Key Areas of Actions to Sustain Growth
The avoidance of economic collapses will continue to depend on good policy, leadership, and aid. To sustain an accelerating growth, however, the region will have to tackle several barriers and constraints to greater productivity and investment. Addressing these barriers will require both continuing reforms and greater external assistance.
Research shows that efficient African enterprises can compete with Chinese and Indian firms in factory floor costs. They become less competitive, though, because of higher indirect business costs, including infrastructure (electricity, telecommunications, roads, etc.). In China, indirect costs are about 8 percent of total costs, but in African countries they are 18-35 percent.
Building the African private sector will be crucial both for growth and for fostering a national consensus for growth-oriented policies. Improving the investment climate and enhancing the capacity of African entrepreneurs to invest and engage in business are central to this effort.
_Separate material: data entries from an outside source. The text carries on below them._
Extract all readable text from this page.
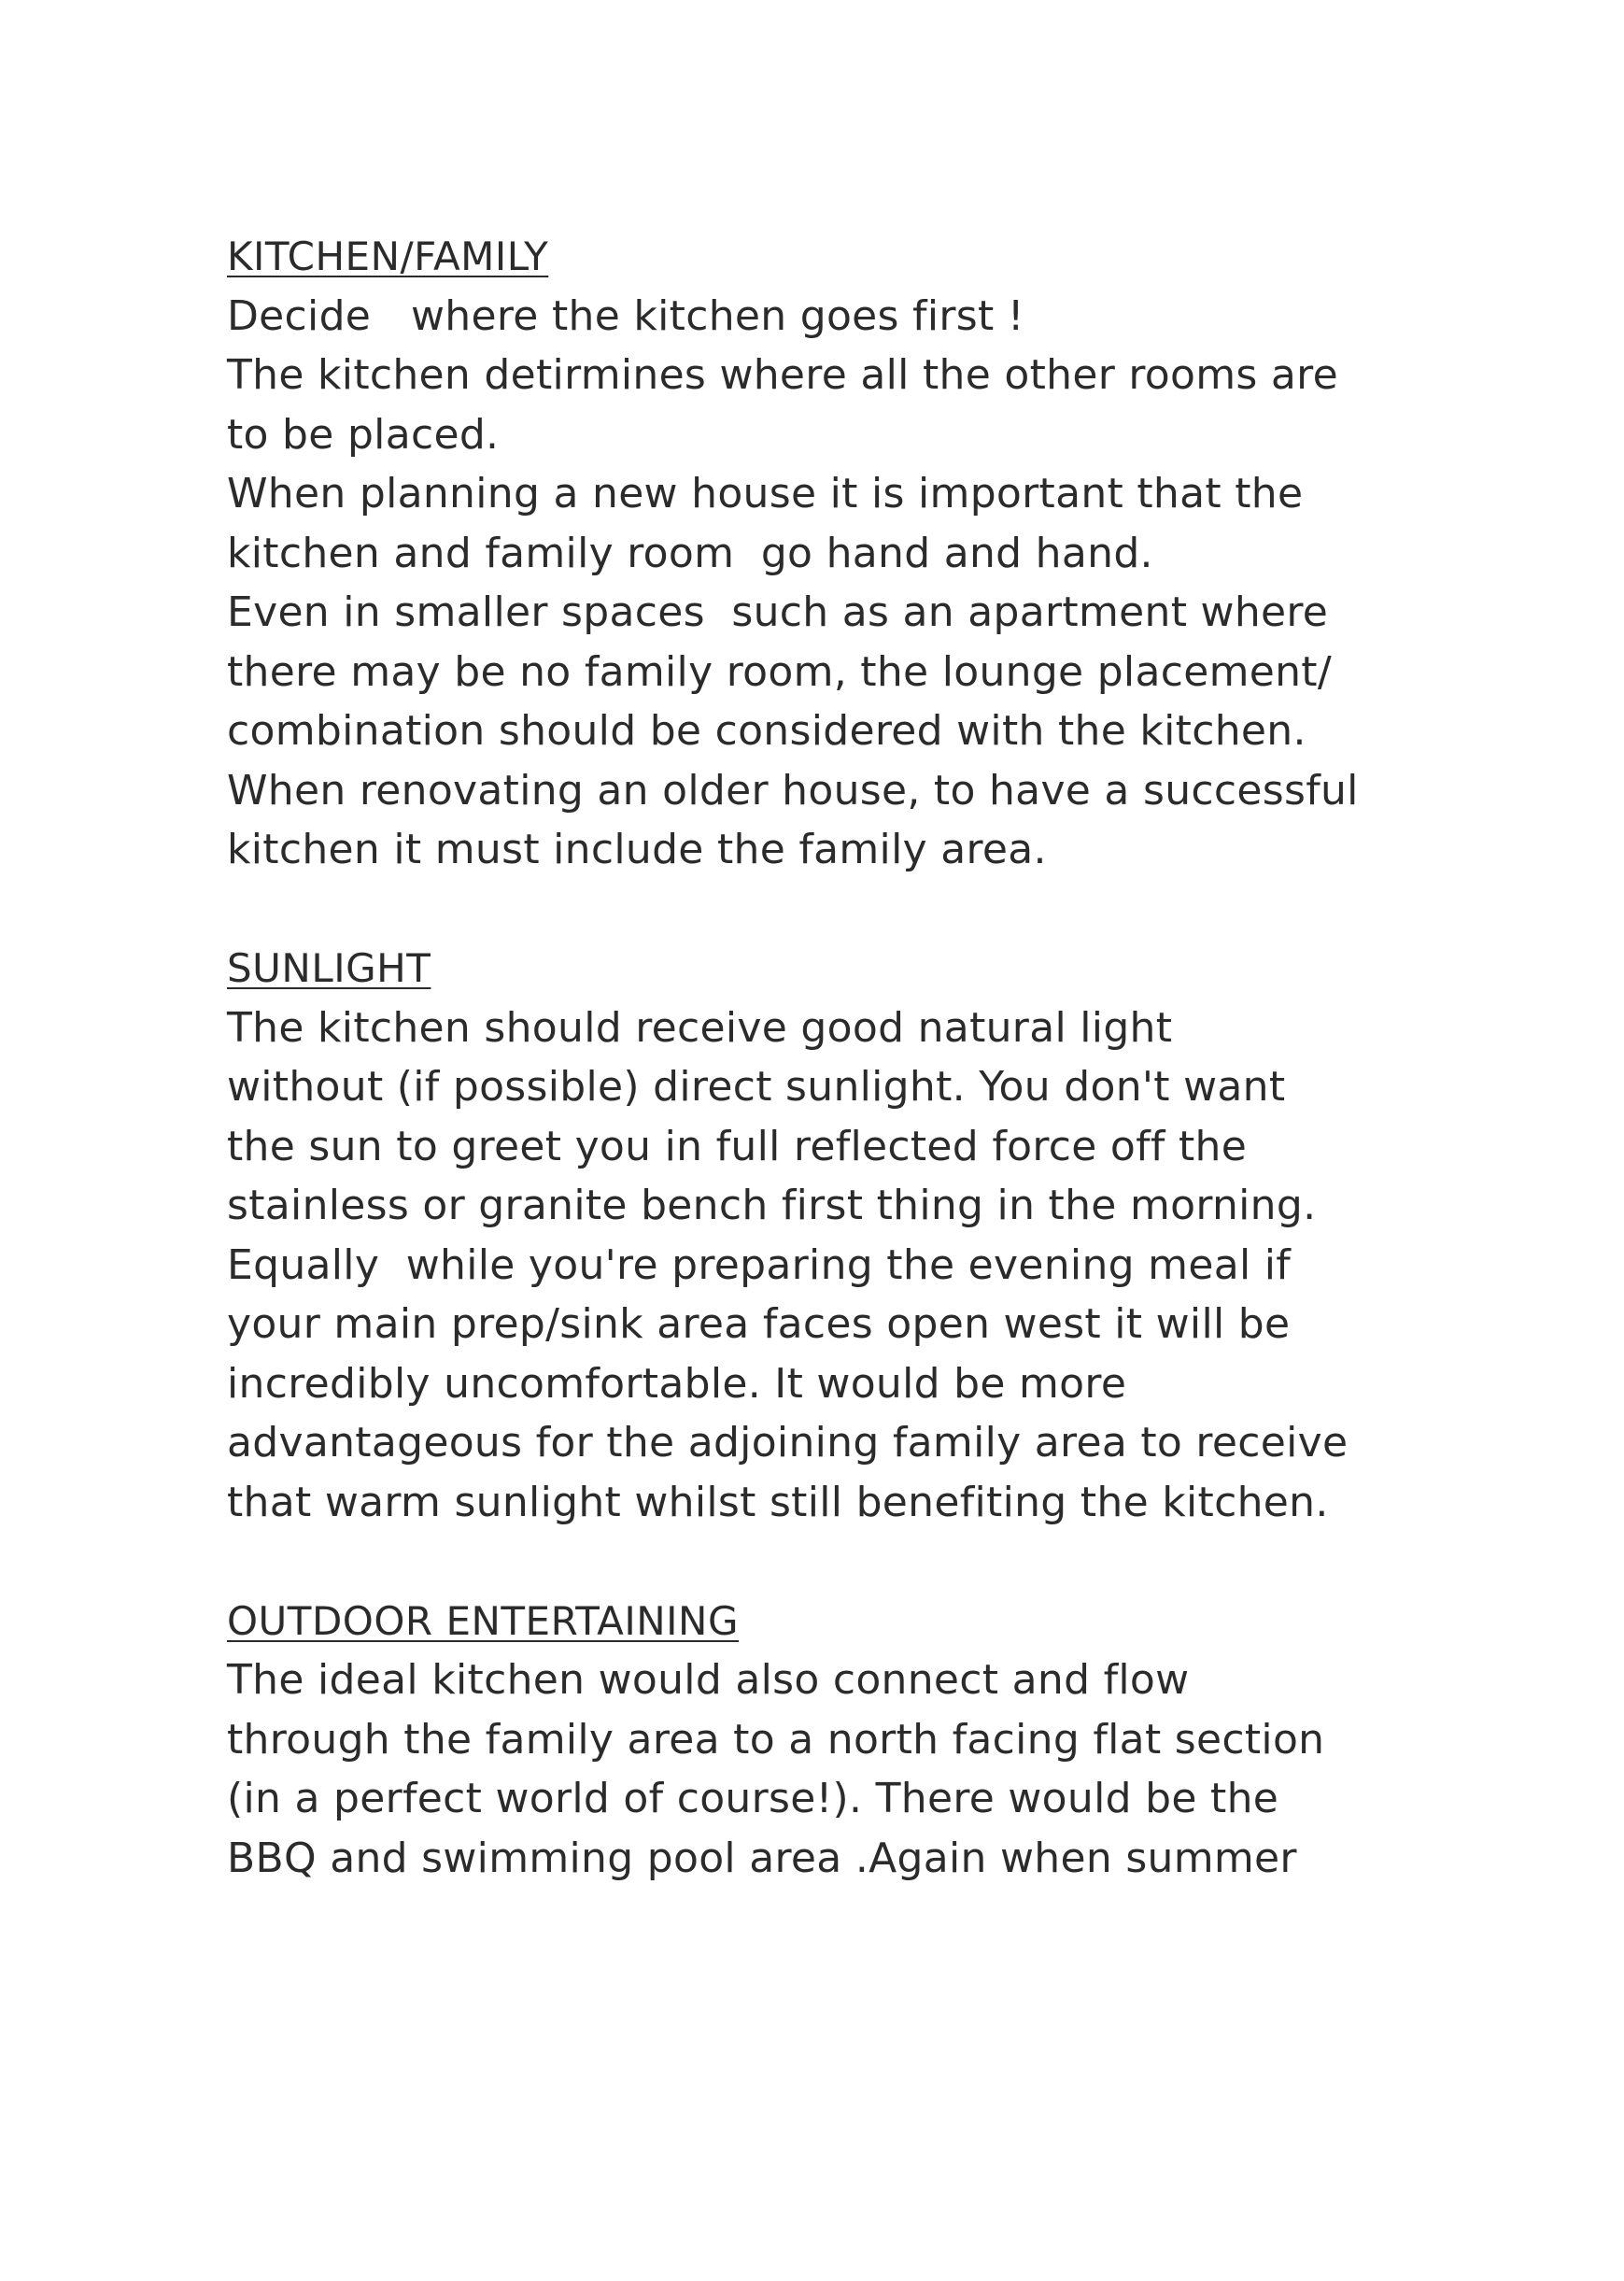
KITCHEN/FAMILY
Decide   where the kitchen goes first !
The kitchen detirmines where all the other rooms are
to be placed.
When planning a new house it is important that the
kitchen and family room  go hand and hand.
Even in smaller spaces  such as an apartment where
there may be no family room, the lounge placement/
combination should be considered with the kitchen.
When renovating an older house, to have a successful
kitchen it must include the family area.
SUNLIGHT
The kitchen should receive good natural light
without (if possible) direct sunlight. You don't want
the sun to greet you in full reflected force off the
stainless or granite bench first thing in the morning.
Equally  while you're preparing the evening meal if
your main prep/sink area faces open west it will be
incredibly uncomfortable. It would be more
advantageous for the adjoining family area to receive
that warm sunlight whilst still benefiting the kitchen.
OUTDOOR ENTERTAINING
The ideal kitchen would also connect and flow
through the family area to a north facing flat section
(in a perfect world of course!). There would be the
BBQ and swimming pool area .Again when summer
Improving the performance of the financial systems is high on the agenda for enterprise development. Firms in Africa identify financing constraints as even more severe than lack of infrastructure in limiting their business development.
Is Africa at a Turning Point?
Based on the records, the verdict is guarded. There is indeed an acceleration of growth in sub-Saharan Africa, but its sustainability is fragile. African countries in general are increasingly able to avoid mistakes and economic collapses, but increasing and sustaining growth are a difficult challenge. Particularly needed are higher exports, more private sector growth, greater productivity of investment, higher foreign investment and remittances from migrant workers, greater regional efforts at tackling the infrastructure gaps, and improving agriculture. These economic fundamentals can be raised through continuing reforms and improved governance. In the long run, there is no substitute for improving human development and sharing the benefits of growth.
Predictions of Africa’s imminent recovery or demise have proved wrong on numerous occasions in the past 40 years. Some of its economies have been badly managed and have declined, whereas others have prospered. But the energy, imagination, and entrepreneurship of its people have overcome both limited opportunities and bad policies to place the region at a position in this new century where better governments and better policies can make a difference.
This essay is drawn from a World Bank publication titled Africa at Turning Point? Growth, Aid, and External Shocks, Edited by Delfin S. Go and John Page, 2008.